Results from a CIA study in rats. Treatment with G-744 protects Lewis rats from collagen-induced arthritis. Female Lewis rats (n = 10 per group) with developing CIA were dosed orally with G-744 as indicated (b.i.d.) or with 0.05 mg/kg dexamethasone daily starting on day 0. Daily ankle diameter measurements are shown as mean ± SEM and were significantly (by ANOVA) reduced toward normal for all drug-treated rats (significant days 10–17) as compared to the vehicle control.

In summary, orally bioavailable Btk inhibitors with novel tricyclic head groups were discovered through structure and property based drug design.

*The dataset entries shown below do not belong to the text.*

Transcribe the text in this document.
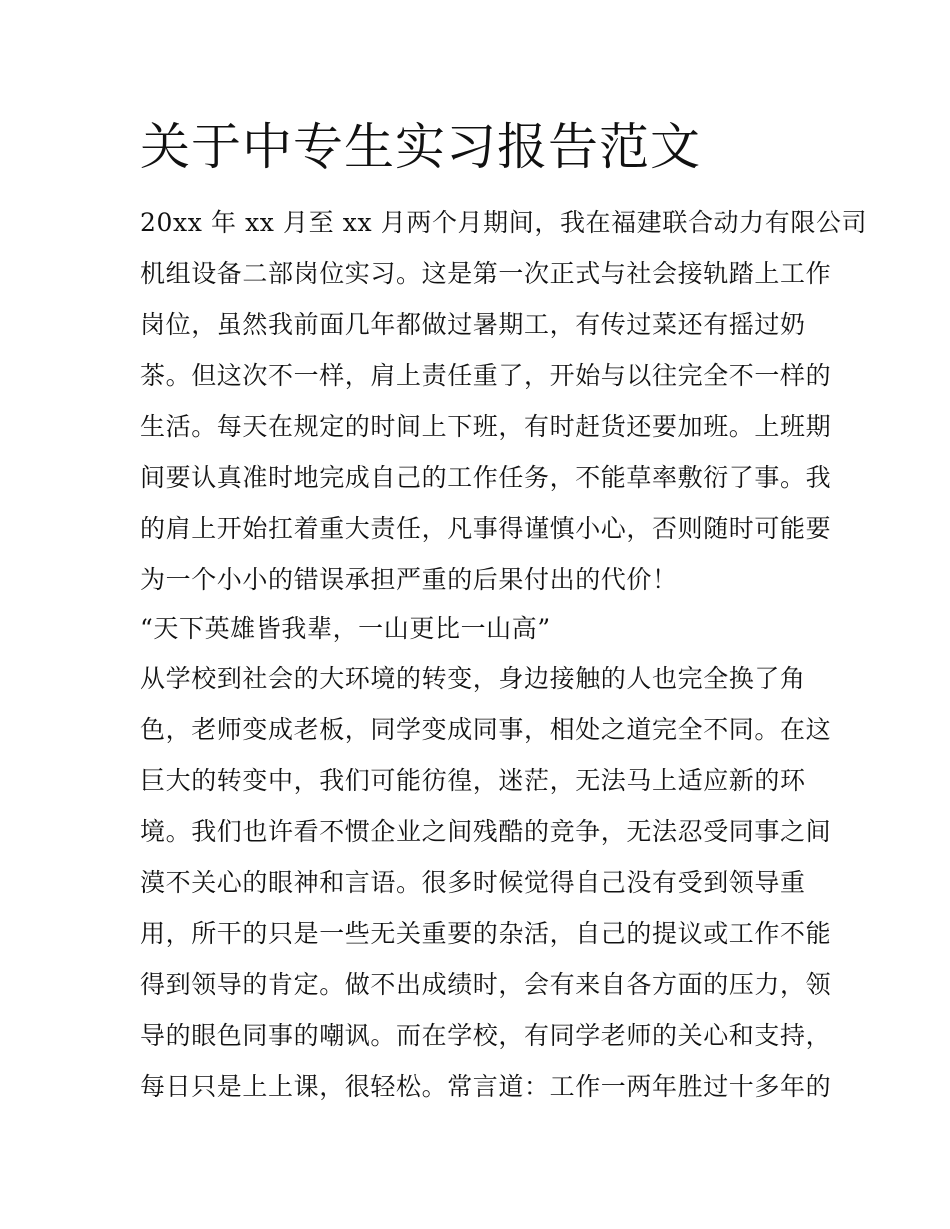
关于中专生实习报告范文
20xx 年 xx 月至 xx 月两个月期间，我在福建联合动力有限公司
机组设备二部岗位实习。这是第一次正式与社会接轨踏上工作
岗位，虽然我前面几年都做过暑期工，有传过菜还有摇过奶
茶。但这次不一样，肩上责任重了，开始与以往完全不一样的
生活。每天在规定的时间上下班，有时赶货还要加班。上班期
间要认真准时地完成自己的工作任务，不能草率敷衍了事。我
的肩上开始扛着重大责任，凡事得谨慎小心，否则随时可能要
为一个小小的错误承担严重的后果付出的代价！
“天下英雄皆我辈，一山更比一山高”
从学校到社会的大环境的转变，身边接触的人也完全换了角
色，老师变成老板，同学变成同事，相处之道完全不同。在这
巨大的转变中，我们可能彷徨，迷茫，无法马上适应新的环
境。我们也许看不惯企业之间残酷的竞争，无法忍受同事之间
漠不关心的眼神和言语。很多时候觉得自己没有受到领导重
用，所干的只是一些无关重要的杂活，自己的提议或工作不能
得到领导的肯定。做不出成绩时，会有来自各方面的压力，领
导的眼色同事的嘲讽。而在学校，有同学老师的关心和支持，
每日只是上上课，很轻松。常言道：工作一两年胜过十多年的
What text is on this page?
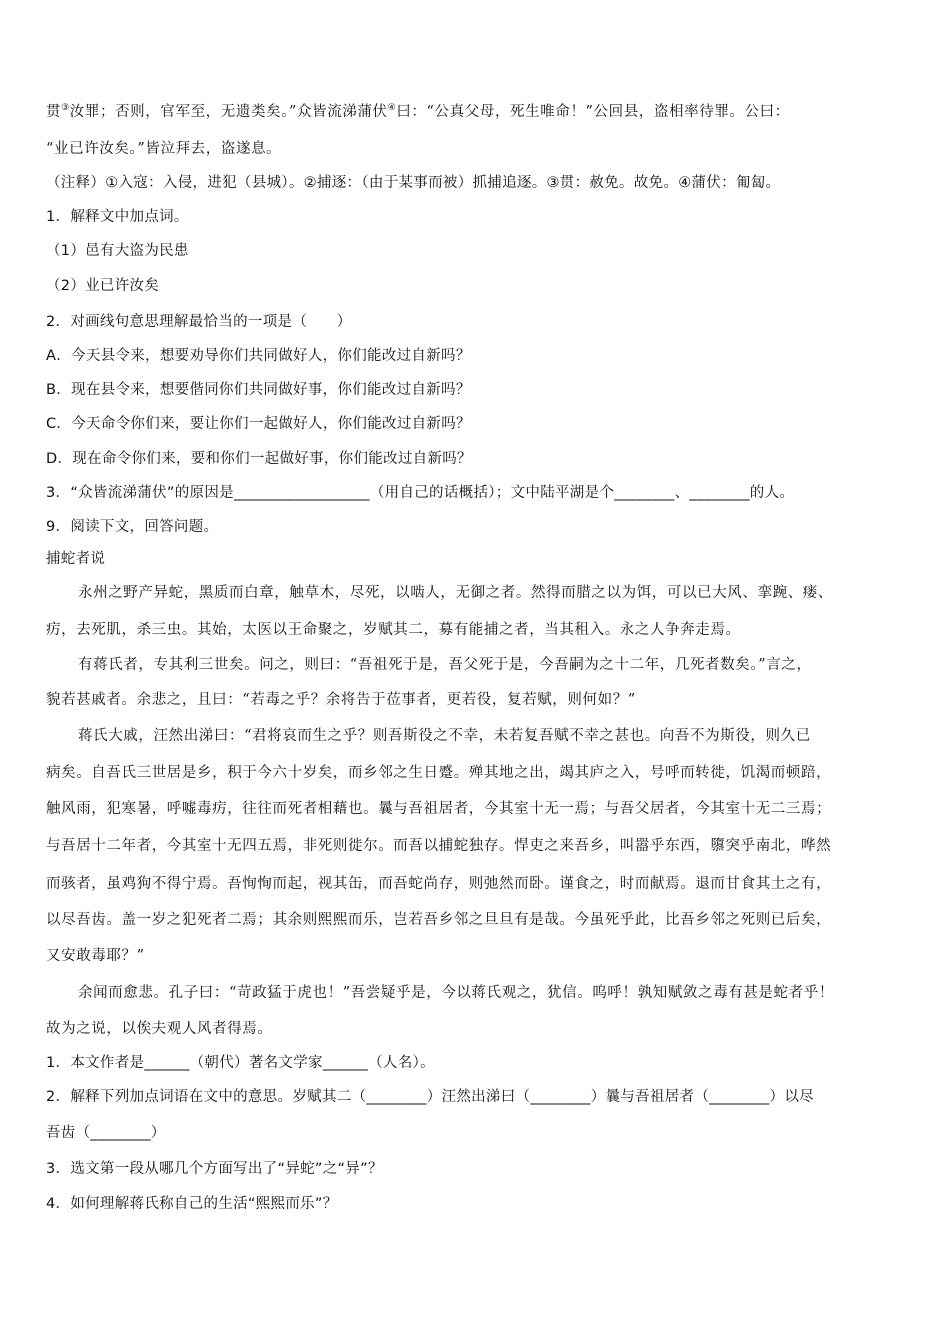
贯③汝罪；否则，官军至，无遗类矣。”众皆流涕蒲伏④曰：“公真父母，死生唯命！”公回县，盗相率待罪。公曰：
“业已许汝矣。”皆泣拜去，盗遂息。
（注释）①入寇：入侵，进犯（县城）。②捕逐：（由于某事而被）抓捕追逐。③贯：赦免。故免。④蒲伏：匍匐。
1．解释文中加点词。
（1）邑有大盗为民患
（2）业已许汝矣
2．对画线句意思理解最恰当的一项是（　　）
A．今天县令来，想要劝导你们共同做好人，你们能改过自新吗？
B．现在县令来，想要偕同你们共同做好事，你们能改过自新吗？
C．今天命令你们来，要让你们一起做好人，你们能改过自新吗？
D．现在命令你们来，要和你们一起做好事，你们能改过自新吗？
3．“众皆流涕蒲伏”的原因是__________________（用自己的话概括）；文中陆平湖是个________、________的人。
9．阅读下文，回答问题。
捕蛇者说
永州之野产异蛇，黑质而白章，触草木，尽死，以啮人，无御之者。然得而腊之以为饵，可以已大风、挛踠、瘘、
疠，去死肌，杀三虫。其始，太医以王命聚之，岁赋其二，募有能捕之者，当其租入。永之人争奔走焉。
有蒋氏者，专其利三世矣。问之，则曰：“吾祖死于是，吾父死于是，今吾嗣为之十二年，几死者数矣。”言之，
貌若甚戚者。余悲之，且曰：“若毒之乎？余将告于莅事者，更若役，复若赋，则何如？”
蒋氏大戚，汪然出涕曰：“君将哀而生之乎？则吾斯役之不幸，未若复吾赋不幸之甚也。向吾不为斯役，则久已
病矣。自吾氏三世居是乡，积于今六十岁矣，而乡邻之生日蹙。殚其地之出，竭其庐之入，号呼而转徙，饥渴而顿踣，
触风雨，犯寒暑，呼嘘毒疠，往往而死者相藉也。曩与吾祖居者，今其室十无一焉；与吾父居者，今其室十无二三焉；
与吾居十二年者，今其室十无四五焉，非死则徙尔。而吾以捕蛇独存。悍吏之来吾乡，叫嚣乎东西，隳突乎南北，哗然
而骇者，虽鸡狗不得宁焉。吾恂恂而起，视其缶，而吾蛇尚存，则弛然而卧。谨食之，时而献焉。退而甘食其土之有，
以尽吾齿。盖一岁之犯死者二焉；其余则熙熙而乐，岂若吾乡邻之旦旦有是哉。今虽死乎此，比吾乡邻之死则已后矣，
又安敢毒耶？”
余闻而愈悲。孔子曰：“苛政猛于虎也！”吾尝疑乎是，今以蒋氏观之，犹信。呜呼！孰知赋敛之毒有甚是蛇者乎！
故为之说，以俟夫观人风者得焉。
1．本文作者是______（朝代）著名文学家______（人名）。
2．解释下列加点词语在文中的意思。岁赋其二（________）汪然出涕曰（________）曩与吾祖居者（________）以尽
吾齿（________）
3．选文第一段从哪几个方面写出了“异蛇”之“异”？
4．如何理解蒋氏称自己的生活“熙熙而乐”？
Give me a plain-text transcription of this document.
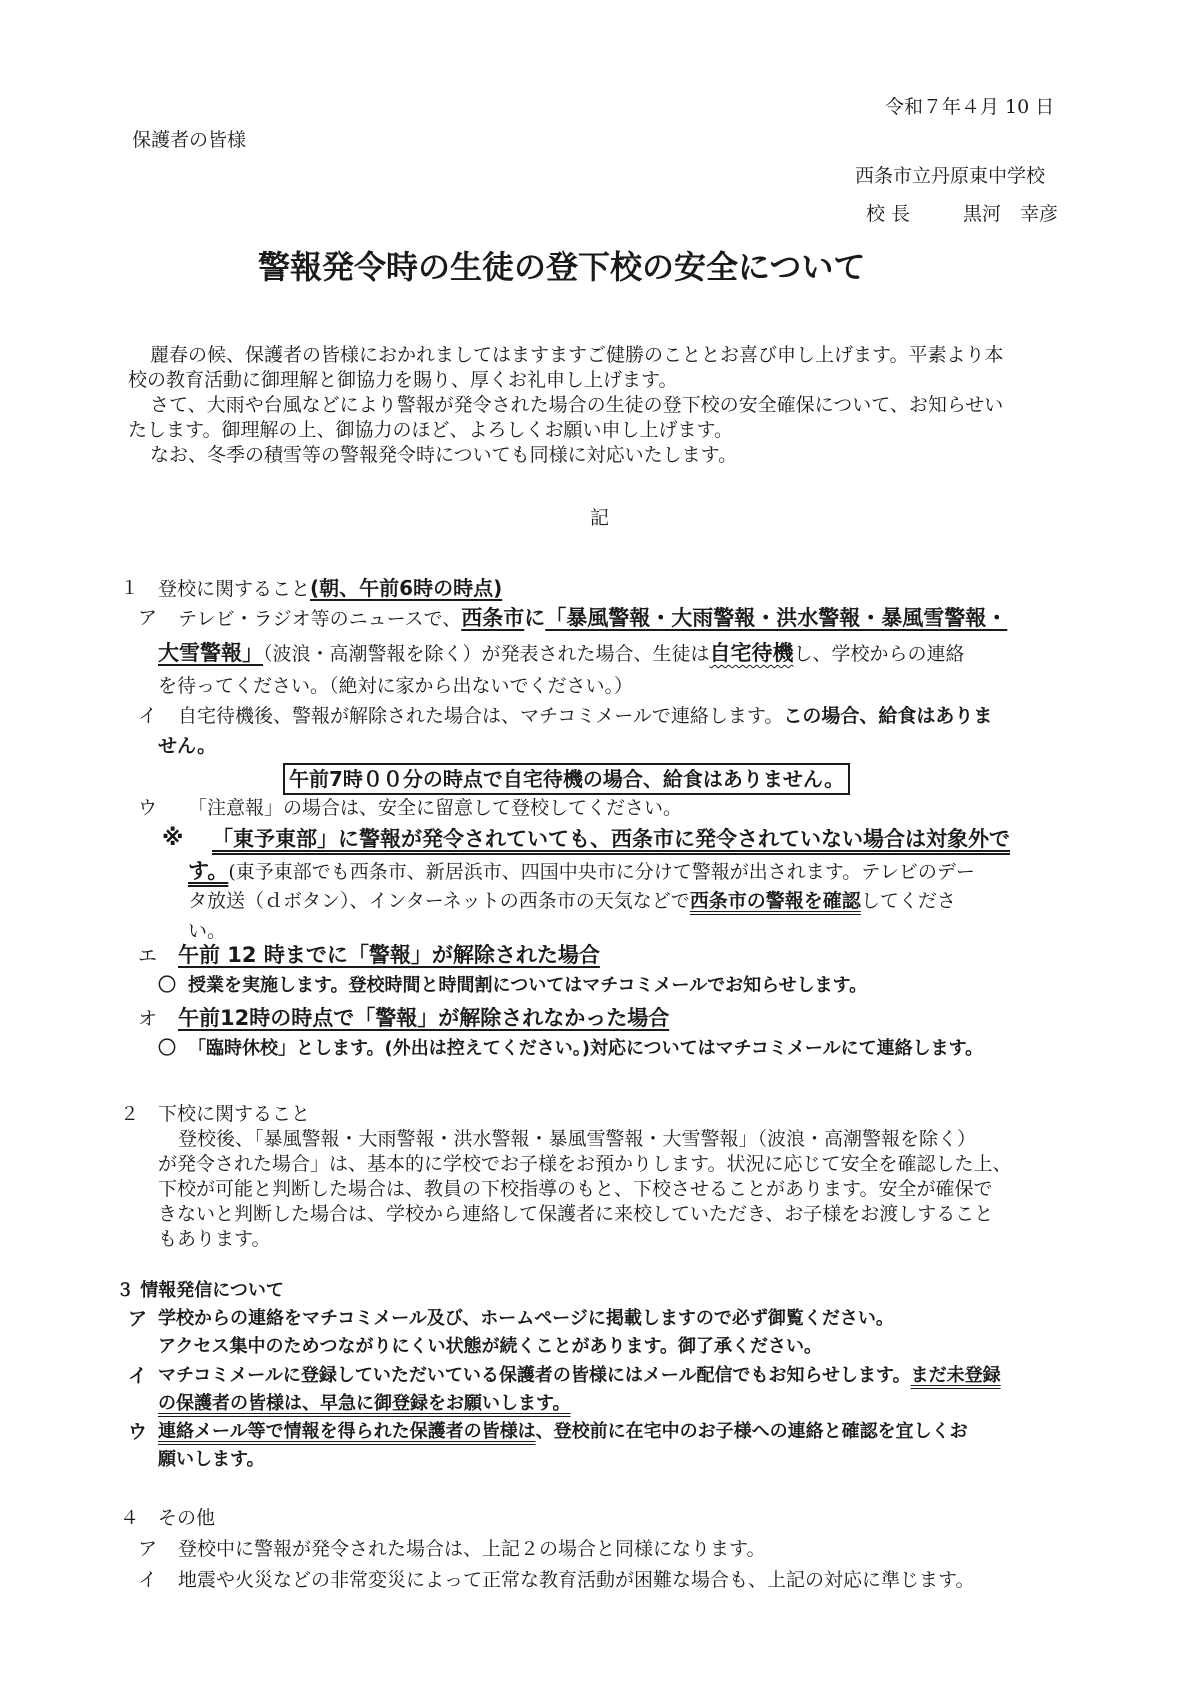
令和７年４月 10 日
保護者の皆様
西条市立丹原東中学校
校 長	黒河　幸彦
警報発令時の生徒の登下校の安全について
麗春の候、保護者の皆様におかれましてはますますご健勝のこととお喜び申し上げます。平素より本
校の教育活動に御理解と御協力を賜り、厚くお礼申し上げます。
さて、大雨や台風などにより警報が発令された場合の生徒の登下校の安全確保について、お知らせい
たします。御理解の上、御協力のほど、よろしくお願い申し上げます。
なお、冬季の積雪等の警報発令時についても同様に対応いたします。
記
１ 登校に関すること(朝、午前6時の時点)
ア テレビ・ラジオ等のニュースで、西条市に「暴風警報・大雨警報・洪水警報・暴風雪警報・
大雪警報」（波浪・高潮警報を除く）が発表された場合、生徒は自宅待機し、学校からの連絡
を待ってください。（絶対に家から出ないでください。）
イ 自宅待機後、警報が解除された場合は、マチコミメールで連絡します。この場合、給食はありま
せん。
午前7時００分の時点で自宅待機の場合、給食はありません。
ウ 「注意報」の場合は、安全に留意して登校してください。
※ 「東予東部」に警報が発令されていても、西条市に発令されていない場合は対象外で
す。(東予東部でも西条市、新居浜市、四国中央市に分けて警報が出されます。テレビのデー
タ放送（ｄボタン）、インターネットの西条市の天気などで西条市の警報を確認してくださ
い。
エ 午前 12 時までに「警報」が解除された場合
〇 授業を実施します。登校時間と時間割についてはマチコミメールでお知らせします。
オ 午前12時の時点で「警報」が解除されなかった場合
〇 「臨時休校」とします。(外出は控えてください。)対応についてはマチコミメールにて連絡します。
２ 下校に関すること
登校後、「暴風警報・大雨警報・洪水警報・暴風雪警報・大雪警報」（波浪・高潮警報を除く）
が発令された場合」は、基本的に学校でお子様をお預かりします。状況に応じて安全を確認した上、
下校が可能と判断した場合は、教員の下校指導のもと、下校させることがあります。安全が確保で
きないと判断した場合は、学校から連絡して保護者に来校していただき、お子様をお渡しすること
もあります。
３ 情報発信について
ア 学校からの連絡をマチコミメール及び、ホームページに掲載しますので必ず御覧ください。
アクセス集中のためつながりにくい状態が続くことがあります。御了承ください。
イ マチコミメールに登録していただいている保護者の皆様にはメール配信でもお知らせします。まだ未登録
の保護者の皆様は、早急に御登録をお願いします。
ウ 連絡メール等で情報を得られた保護者の皆様は、登校前に在宅中のお子様への連絡と確認を宜しくお
願いします。
４ その他
ア 登校中に警報が発令された場合は、上記２の場合と同様になります。
イ 地震や火災などの非常変災によって正常な教育活動が困難な場合も、上記の対応に準じます。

Improved molecules were discovered, and an outstanding tool molecule, G-744, was identified with excellent potency, favorable DMPK properties, and superb kinase selectivity. G-744 demonstrated efficacy equivalent to Dexamethasone in a rat CIA model at 25 mg/kg b.i.d. dosing. Such findings further solidified our commitment to Btk as a therapeutic target. The chemistry culminating in a clinical candidate will be described in a subsequent manuscript.